Страсть к переустройству мира[6] овладела его умом. Он строил воздушные замки, назначая их для тайных судилищ и встреч иллюминатов,{10} с помощью которых надеялся он обновить природу человеческую. Замышляя совершенную республику, себя самого уже видел он самодержавным владыкой этих ревнителей свободы. Он спал, спрятав под подушкой «Ужасные тайны»,{11} ему снились почтенные элевтерархи{12} и мрачные конфедераты, по ночам сходящиеся в катакомбах.{13} По утрам он бродил по своему кабинету, погрузясь в зловещие мечты, надвинув на лоб, как камилавку, ночной колпак и, словно тогой заговорщика, окутавшись полосатым ситцевым халатиком.
— Действие, — так говорил он сам с собой, — есть итог убеждений,{14} и новые убеждения ведут к новому обществу. Знание есть власть: она в руках немногих, и они пользуются ею, угнетая большинство, ради увеличения собственного богатства и могущества. Но если была б она в руках немногих, которые бы ею пользовались в интересах большинства? Быть может, власть станет общим достоянием и толпа сделается просвещенной? Нет. Народам надобно ярмо. Но дайте же им мудрых вожатых. Пусть немногие думают, а многие действуют. Лишь на том может стоять разумное общество. Так мыслили еще древние: у старых философов были ученья для посвященных и для непосвященных. Таков великий Кант; свои прорицанья он излагает языком, понятным лишь для избранных. Так думали иллюминаты, чьи тайные союзы были грозой тирании и мракобесия, и, заботливо отыскивая мудрость и гений в скучной пустыне общества, подобно тому как пчела собирает мед с терний и крапивы, они связали все человеческие совершенства узами, из которых, не будь они безвременно разорваны, выковались бы новые убеждения, и мир бы обновился.

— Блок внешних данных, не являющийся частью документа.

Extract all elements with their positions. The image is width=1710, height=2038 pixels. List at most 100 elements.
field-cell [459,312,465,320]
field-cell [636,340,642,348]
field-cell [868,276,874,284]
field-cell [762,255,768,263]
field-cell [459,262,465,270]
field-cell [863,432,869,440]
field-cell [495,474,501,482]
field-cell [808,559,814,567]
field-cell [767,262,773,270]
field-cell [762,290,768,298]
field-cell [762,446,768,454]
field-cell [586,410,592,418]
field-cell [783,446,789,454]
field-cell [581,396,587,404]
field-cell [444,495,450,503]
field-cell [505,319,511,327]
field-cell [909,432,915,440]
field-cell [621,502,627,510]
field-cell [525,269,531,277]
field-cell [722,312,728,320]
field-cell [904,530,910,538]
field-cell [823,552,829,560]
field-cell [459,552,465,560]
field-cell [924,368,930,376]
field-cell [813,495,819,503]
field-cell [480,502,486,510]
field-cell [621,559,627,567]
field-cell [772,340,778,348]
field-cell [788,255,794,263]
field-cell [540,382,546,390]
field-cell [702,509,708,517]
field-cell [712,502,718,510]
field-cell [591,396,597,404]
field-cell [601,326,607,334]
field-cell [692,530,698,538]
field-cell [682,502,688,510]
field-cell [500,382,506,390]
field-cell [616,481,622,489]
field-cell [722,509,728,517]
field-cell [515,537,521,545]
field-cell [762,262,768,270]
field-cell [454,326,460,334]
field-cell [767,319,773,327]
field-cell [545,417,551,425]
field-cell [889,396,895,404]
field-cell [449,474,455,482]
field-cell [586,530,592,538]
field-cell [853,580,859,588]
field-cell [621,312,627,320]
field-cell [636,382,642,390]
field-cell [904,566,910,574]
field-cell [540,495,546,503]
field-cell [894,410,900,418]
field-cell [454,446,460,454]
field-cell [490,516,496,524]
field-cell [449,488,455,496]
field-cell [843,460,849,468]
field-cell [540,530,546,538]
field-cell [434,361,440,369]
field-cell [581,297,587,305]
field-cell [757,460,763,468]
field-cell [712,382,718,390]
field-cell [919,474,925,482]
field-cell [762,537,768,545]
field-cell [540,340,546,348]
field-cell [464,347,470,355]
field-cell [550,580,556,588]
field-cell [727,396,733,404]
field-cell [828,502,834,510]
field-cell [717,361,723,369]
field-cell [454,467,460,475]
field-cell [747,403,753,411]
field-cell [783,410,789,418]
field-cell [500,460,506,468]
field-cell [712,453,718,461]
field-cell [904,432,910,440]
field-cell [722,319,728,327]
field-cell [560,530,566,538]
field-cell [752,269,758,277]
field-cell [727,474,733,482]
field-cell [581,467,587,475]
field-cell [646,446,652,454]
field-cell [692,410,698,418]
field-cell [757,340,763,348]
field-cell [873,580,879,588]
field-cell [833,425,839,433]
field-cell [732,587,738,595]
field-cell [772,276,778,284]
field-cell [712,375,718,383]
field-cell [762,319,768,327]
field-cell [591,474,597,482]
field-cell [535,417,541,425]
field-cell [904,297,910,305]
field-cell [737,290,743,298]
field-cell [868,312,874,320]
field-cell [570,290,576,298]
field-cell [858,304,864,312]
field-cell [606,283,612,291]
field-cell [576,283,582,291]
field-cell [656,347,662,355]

Скютроп далее размышлял о том, стоит ли возрождать союз обновителей. И, дабы лучше уяснить себе собственные свои идеи и живее ощутить мудрость и гений эпохи, он написал и тиснул в печати трактат,{15} где взгляды его были старательно прикрыты монашеским клобуком трансцендентального стиля, сквозь который проглядывали, однако, весьма опасные намеки, призванные начать всеобщее брожение в умах. С трепетом ожидал он последствий, как минер, взорвав поезд, ждет, когда взлетит на воздух скала.
Но сколько ни вслушивался, он ничего не слышал, ибо взрыв если и произошел, то не столь громкий, чтоб шелохнуть хоть единый листик плюща на башнях Кошмарского аббатства; а несколько месяцев спустя получил он письмо от своего книгопродавца, который извещал, что семь экземпляров проданы, и заключал вежливой просьбой о возмещении издержек.
Скютроп не отчаивался. «Семь экземпляров, — думал он. — Семь экземпляров проданы. Семь — число мистическое и предвещает удачу. Найти бы мне тех семерых, что купили мои книжки, и это будут семь золотых светильников,{16} которыми я озарю мир».